Imagine that we have an application like this.
```php
class AuthService
{
private static ?self $instance = null;
private PDO $db;
private ?string $sessionId = null;
// Private constructor for singleton
private function __construct(PDO $db)
{
$this->db = $db;
}
// Get singleton instance
public static function getInstance(PDO $db): self
{
if (self::$instance === null) {
self::$instance = new self($db);
}
return self::$instance;
}
public function login(string $email, string $password): bool
{
// Find user by email
$stmt =
$this->db->prepare('SELECT * FROM users WHERE email = ?');
$stmt->execute([$email]);
$user =
$stmt->fetch(PDO::FETCH_ASSOC);
// Invalid credentials
if (!$user ||
!password_verify($password, $user['password_hash'])) {
return false;
}
// Generate and save session ID
$this->sessionId =
bin2hex(random_bytes(16));
$stmt = $this->db->prepare(
'INSERT INTO
sessions (user_id, session_id) VALUES (?, ?)'
);
$stmt->execute([$user['id'],
$this->sessionId]);
return true;
}
// Return current session ID
public function getSessionId(): ?string
{
return $this->sessionId;
}
}
```
One day you decide you want more performance and make a single PHP
process handle multiple connections concurrently. You wrap each
request in a separate coroutine and try to use the old code.
```php
$server = new Swoole\Http\Server("127.0.0.1", 9501);
$server->on("request", function ($req, $res) {
// create DB connection (just for example)
$db = new PDO('mysql:host=localhost;dbname=test', 'root',
'');
// get singleton
$auth = AuthService::getInstance($db);
// read request data
$data = json_decode($req->rawContent(), true);
$email = $data['email'] ?? '';
$password = $data['password'] ?? '';
// call old sync code
$ok = $auth->login($email, $password);
if ($ok) {
$res->end("Logged in, session: "
. $auth->getSessionId());
} else {
$res->status(401);
$res->end("Invalid credentials");
}
});
$server->start();
```
What is happening here?
Now, in PHP, inside a single process or thread, the same code is
literally handling multiple connections.
At the same time, there are constant switches between different
requests at the points where MySQL queries occur.

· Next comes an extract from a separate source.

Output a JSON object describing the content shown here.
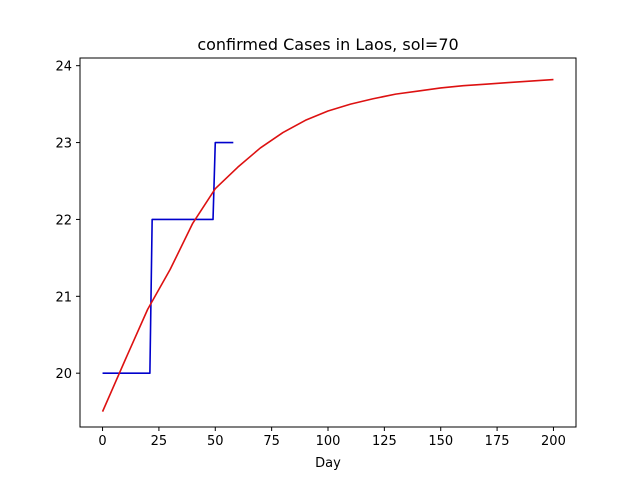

That is, when the code executes
$stmt->execute([$email]);
control is passed to another coroutine with a different
$stmt->execute([$email]);
What breaks in this code?
Correct, coroutines break the singleton because they alternate writing
different Session IDs!
And what does not change in this code?
The SQL queries can remain unchanged.
The first problem with shared memory between coroutines can ONLY be
solved by the programmer. Only the programmer. There is no solution
that would make this happen automatically.
Yesterday we talked about how we can help the programmer detect such
situations during debugging. But in any case, only the programmer
**CAN** and **MUST** solve this problem.
The difference is that you don’t need to rewrite everything else.
The focus is only on the issue of concurrent access to memory.
The essence of the choice is how much code needs to be rewritten.
Almost everything, or only the code with global state.
My choice is: it’s better to rewrite only the code with global state —
or switch to Go and avoid the pain :)
As for the rest, I will write a separate message so as not to clutter things up.